Depuis 2010 (article 8 bis de la loi de 1983), il y a :

- un droit à la négociation collective au niveau national, les syndicats ayant qualité de traiter des “négociations relatives à l'évolution des rémunérations et du pouvoir d'achat des agents publics” ;

- au niveau sectoriel, les syndicats ont qualité pour participer à des négociations relatives “1° Aux conditions et à l'organisation du travail, et au télétravail ; 2° Au déroulement des carrières et à la promotion professionnelle ; 3° A la formation professionnelle et continue ; 4° A l'action sociale et à la protection sociale complémentaire ; 5° A l'hygiène, à la sécurité et à la santé au travail ; 6° A l'insertion professionnelle des personnes handicapées ; 7° A l'égalité professionnelle entre les hommes et les femmes.” ;

- des accords qui peuvent être validés, avec des conditions de validité (“Un accord est valide s'il est signé par une ou plusieurs organisations syndicales de fonctionnaires ayant recueilli au moins 50 % du nombre des voix lors des dernières élections professionnelles organisées au niveau auquel l'accord est négocié.”)

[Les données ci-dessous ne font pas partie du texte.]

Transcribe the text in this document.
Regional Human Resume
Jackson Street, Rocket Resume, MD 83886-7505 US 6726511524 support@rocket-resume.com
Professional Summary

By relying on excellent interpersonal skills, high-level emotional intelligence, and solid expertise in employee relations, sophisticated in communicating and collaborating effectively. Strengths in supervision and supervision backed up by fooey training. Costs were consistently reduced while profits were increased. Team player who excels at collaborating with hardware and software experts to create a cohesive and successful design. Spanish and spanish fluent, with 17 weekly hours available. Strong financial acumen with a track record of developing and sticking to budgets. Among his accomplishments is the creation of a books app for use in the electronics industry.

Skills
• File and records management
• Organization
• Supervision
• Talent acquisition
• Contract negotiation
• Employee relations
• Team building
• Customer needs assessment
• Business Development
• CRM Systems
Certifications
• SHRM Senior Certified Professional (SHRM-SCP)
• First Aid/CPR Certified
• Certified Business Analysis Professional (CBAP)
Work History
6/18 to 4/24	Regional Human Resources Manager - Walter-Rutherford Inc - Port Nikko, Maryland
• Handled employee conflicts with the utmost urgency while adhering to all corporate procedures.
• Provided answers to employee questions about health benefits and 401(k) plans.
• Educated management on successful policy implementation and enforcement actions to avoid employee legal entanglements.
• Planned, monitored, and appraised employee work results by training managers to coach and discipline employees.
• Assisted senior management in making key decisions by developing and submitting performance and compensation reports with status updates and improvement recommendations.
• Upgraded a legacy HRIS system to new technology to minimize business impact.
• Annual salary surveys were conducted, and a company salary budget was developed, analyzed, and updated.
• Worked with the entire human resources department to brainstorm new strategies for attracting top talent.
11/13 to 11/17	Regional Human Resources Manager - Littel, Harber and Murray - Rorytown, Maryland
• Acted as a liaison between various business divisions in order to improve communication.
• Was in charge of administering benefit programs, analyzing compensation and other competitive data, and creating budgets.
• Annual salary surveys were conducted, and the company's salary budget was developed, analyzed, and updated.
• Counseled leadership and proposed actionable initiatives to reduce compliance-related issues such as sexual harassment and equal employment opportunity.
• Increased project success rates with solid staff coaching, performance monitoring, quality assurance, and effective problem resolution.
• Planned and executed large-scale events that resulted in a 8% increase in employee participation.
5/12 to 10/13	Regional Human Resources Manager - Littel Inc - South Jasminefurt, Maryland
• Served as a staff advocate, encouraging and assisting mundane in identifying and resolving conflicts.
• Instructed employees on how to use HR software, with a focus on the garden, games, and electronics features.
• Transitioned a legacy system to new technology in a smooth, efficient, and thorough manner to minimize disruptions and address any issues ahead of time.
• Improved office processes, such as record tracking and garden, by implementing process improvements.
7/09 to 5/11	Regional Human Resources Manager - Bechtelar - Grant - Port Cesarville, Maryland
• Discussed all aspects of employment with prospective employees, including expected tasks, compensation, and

- un principe de faveur (“Une négociation dont l'objet est de mettre en œuvre à un niveau inférieur un accord conclu au niveau supérieur ne peut que préciser ce dernier ou en améliorer l'économie générale dans le respect de ses stipulations essentielles”)

Les points à noter

 - Contrairement au droit privé, il n’y a pas d’obligation régulière de négocier, celle-ci reste à la discrétion du pouvoir employeur (L. 2241-1 du code du travail : au moins une fois tous les 4 ans ou tous les 5 ans).

- Le champ de négociation est plus restreint que le code du travail. Par exemple, pas de “mesures de rattrapage tendant à remédier aux inégalités constatées ainsi que sur la mise à disposition d’outils aux entreprises pour prévenir et agir contre le harcèlement sexuel et les agissements sexistes”, ni de négociations sur les salaires au niveau local.

- Les textes conclus n’ont pas de portée normative; les protocoles d’accord ne sont que des relevés de conclusions (2).

- Sur la nécessité de prévoir une négociation annuelle obligatoire, le Conseil d’Etat avait par ailleurs souligné que :“aucun texte ne prévoit une périodicité obligatoire pour engager une négociation sur les différents sujets de fonction publique, si bien que la négociation est octroyée par le Gouvernement, et même que la question de savoir si et quand il convient d’engager une négociation sur tel ou tel sujet devient en soi une cause de discussion, de tiraillement voire de conflit entre pouvoirs publics et organisations syndicales et entre celles-ci. Les pouvoirs publics ont souvent davantage recours à la négociation pour montrer leur capacité d’avoir un dialogue approfondi avec les organisations syndicales que parce qu’ils sont convaincus de la nécessité de passer par la voie de la négociation ; ils n’y ont recours de ce fait qu’avec parcimonie, car ils savent que dès qu’une négociation est ouverte, ils sont obligés d’aller jusqu’au bout, sauf à devoir admettre un échec politique, ou devoir « payer le prix d’un accord” (3)

(1) Avis du Conseil d’Etat du 21 mars 2019 sur le PJL qui estime que l’étude d’impact, incomplète, ne permet pas au Parlement de débattre et trancher sur l’option que le Gouvernement entend retenir “en toute connaissance de cause.

(2)Conseil d’Etat 2006,https://www.legifrance.gouv.fr/affichJuriAdmin.do?idTexte=CETATEXT000008222961

(3) Conseil d’État. Rapport public 2003, Perspectives pour la fonction publique.